The goal of this capstone project is to analyze a large corpus of text documents to discover the structure in the data and how words are put together. It will cover cleaning and analyzing text data, then building and sampling from a predictive text model.
The first step in building a predictive model for text is understanding the distribution and relationship between the words, tokens, and phrases in the text. The report presents the basic relationships in the data to help building our linguistic models.
The data provided for this capstoe project is from a corpus called HC Corpora (www.corpora.heliohost.org). Only three files (shown below) are used in the Exploratory Analysis and model building. The following table shows their basic summaries.
File name | Size (MB) | Line Count | Work Count | Charachter Count |
---|---|---|---|---|
en_US.blogs.txt | 200 | 899288 | 37334131 | 210160014 |
en_US.news.txt | 196 | 1010242 | 34372529 | 205811888 |
en_US.twitter.txt | 159 | 2360148 | 30373583 | 167105331 |
Total | 555 | 4269678 | 102080243 | 583077233 |
Due to limited resources, 5% random samples from each file were drawn. Then several steps were performed to clean the data, which include removing numbers, punctuation, whitespaces, strange characters, and converting all text to lower case.

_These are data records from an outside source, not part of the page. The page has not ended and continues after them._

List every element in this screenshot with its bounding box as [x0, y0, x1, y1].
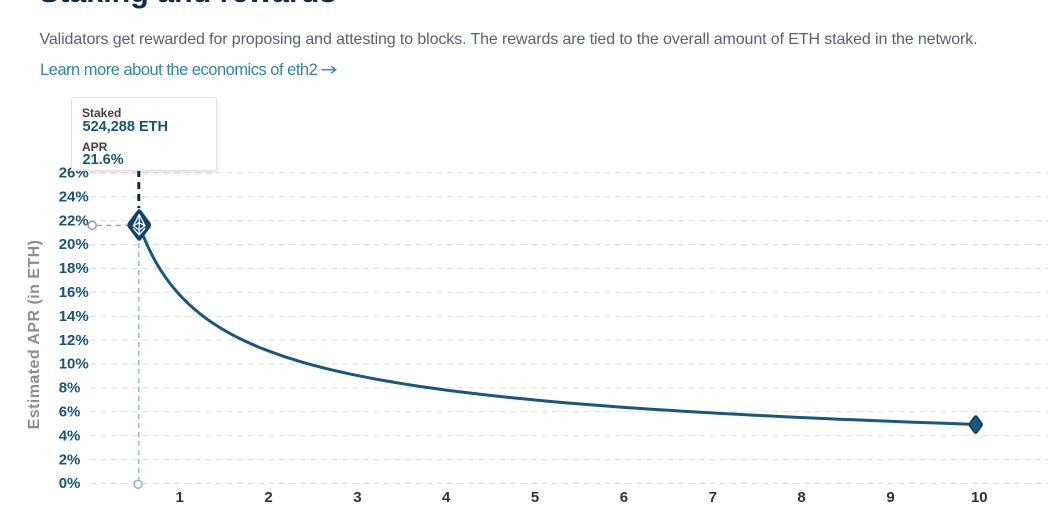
svg-text:0%: 0%	[59, 475, 81, 492]
svg-text:20%: 20%	[59, 236, 89, 253]
svg-text:2%: 2%	[59, 451, 81, 468]
svg-text:10: 10	[971, 489, 988, 506]
svg-text:10%: 10%	[59, 356, 89, 373]
svg-text:6: 6	[620, 489, 628, 506]
svg-text:18%: 18%	[59, 260, 89, 277]
svg-text:12%: 12%	[59, 332, 89, 349]
svg-text:Estimated APR (in ETH): Estimated APR (in ETH)	[26, 240, 43, 430]
svg-text:4: 4	[442, 489, 451, 506]
svg-text:14%: 14%	[59, 308, 89, 325]
svg-text:22%: 22%	[59, 212, 89, 229]
svg-text:1: 1	[176, 489, 184, 506]
svg-text:6%: 6%	[59, 404, 81, 421]
svg-text:8: 8	[797, 489, 805, 506]
svg-text:9: 9	[886, 489, 894, 506]
svg-text:7: 7	[709, 489, 717, 506]
svg-text:5: 5	[531, 489, 539, 506]
svg-text:3: 3	[353, 489, 361, 506]
svg-text:24%: 24%	[59, 188, 89, 205]
svg-text:8%: 8%	[59, 380, 81, 397]
svg-text:4%: 4%	[59, 427, 81, 444]
svg-text:16%: 16%	[59, 284, 89, 301]
svg-text:2: 2	[264, 489, 272, 506]
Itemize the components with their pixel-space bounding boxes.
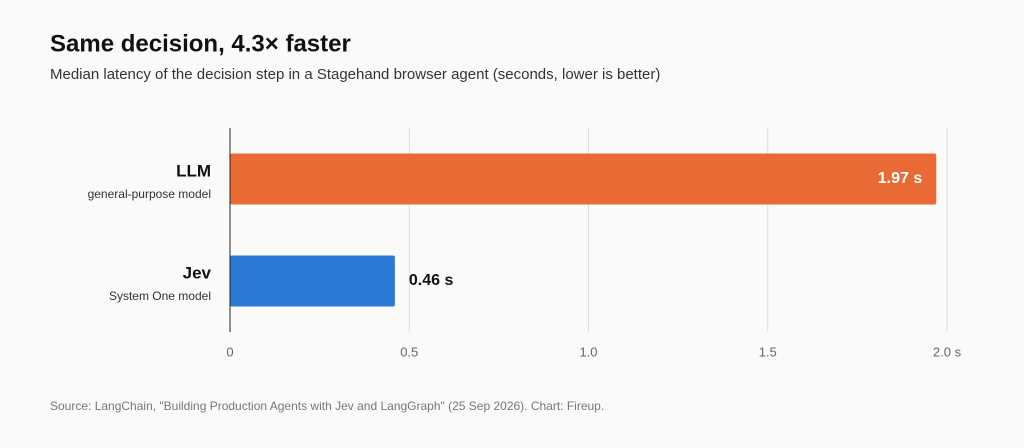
source-note: Source: LangChain, "Building Production … xyxy=(50,399,604,413)
category-note: general-purpose model xyxy=(88,187,211,201)
category-label: LLM xyxy=(176,161,211,180)
x-tick-label: 2.0 s xyxy=(933,344,962,359)
value-label: 0.46 s xyxy=(409,272,454,289)
bar xyxy=(230,153,937,205)
value-label: 1.97 s xyxy=(878,170,923,187)
x-tick-label: 1.0 xyxy=(579,344,597,359)
x-tick-label: 0.5 xyxy=(400,344,418,359)
bar xyxy=(230,255,395,307)
category-label: Jev xyxy=(183,263,212,282)
chart-subtitle: Median latency of the decision step in a… xyxy=(50,66,660,83)
x-tick-label: 1.5 xyxy=(759,344,777,359)
chart-title: Same decision, 4.3× faster xyxy=(50,30,351,57)
category-note: System One model xyxy=(109,289,211,303)
x-tick-label: 0 xyxy=(226,344,233,359)
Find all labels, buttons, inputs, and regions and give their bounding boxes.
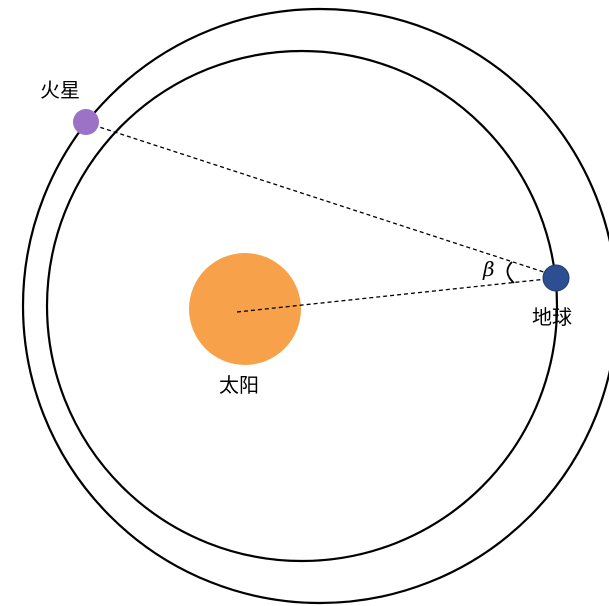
line-earth-mars [86, 122, 557, 277]
angle-beta-arc [506, 261, 515, 284]
earth-planet [542, 264, 570, 292]
mars-planet [73, 109, 99, 135]
mars-orbit [21, 7, 609, 605]
earth-label: 地球 [532, 305, 572, 329]
earth-orbit [45, 49, 559, 563]
mars-label: 火星 [40, 78, 80, 102]
line-earth-sun [236, 277, 557, 313]
sun [189, 253, 301, 365]
angle-beta-label: β [482, 257, 495, 281]
sun-label: 太阳 [219, 373, 259, 397]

The frequencies of 1-gram, 2-gram, and 3-gram phrases were calculated. The foloowing figuers show the distributions of word frequencies in each n-gram model.
Further experimenting with data sampling will be conducted to evaluate the educate sample ratio for unigram, 2-gram, 3-gram, and 4-gram models. The sampling process is a very important factor to make a trade off between the limited recourses and prediction accuracy. Back off techniques and the fusion of unigram, 2-gram, 3-gram, and 4-gram models will be explored to optimize the accuracy of our prediction application.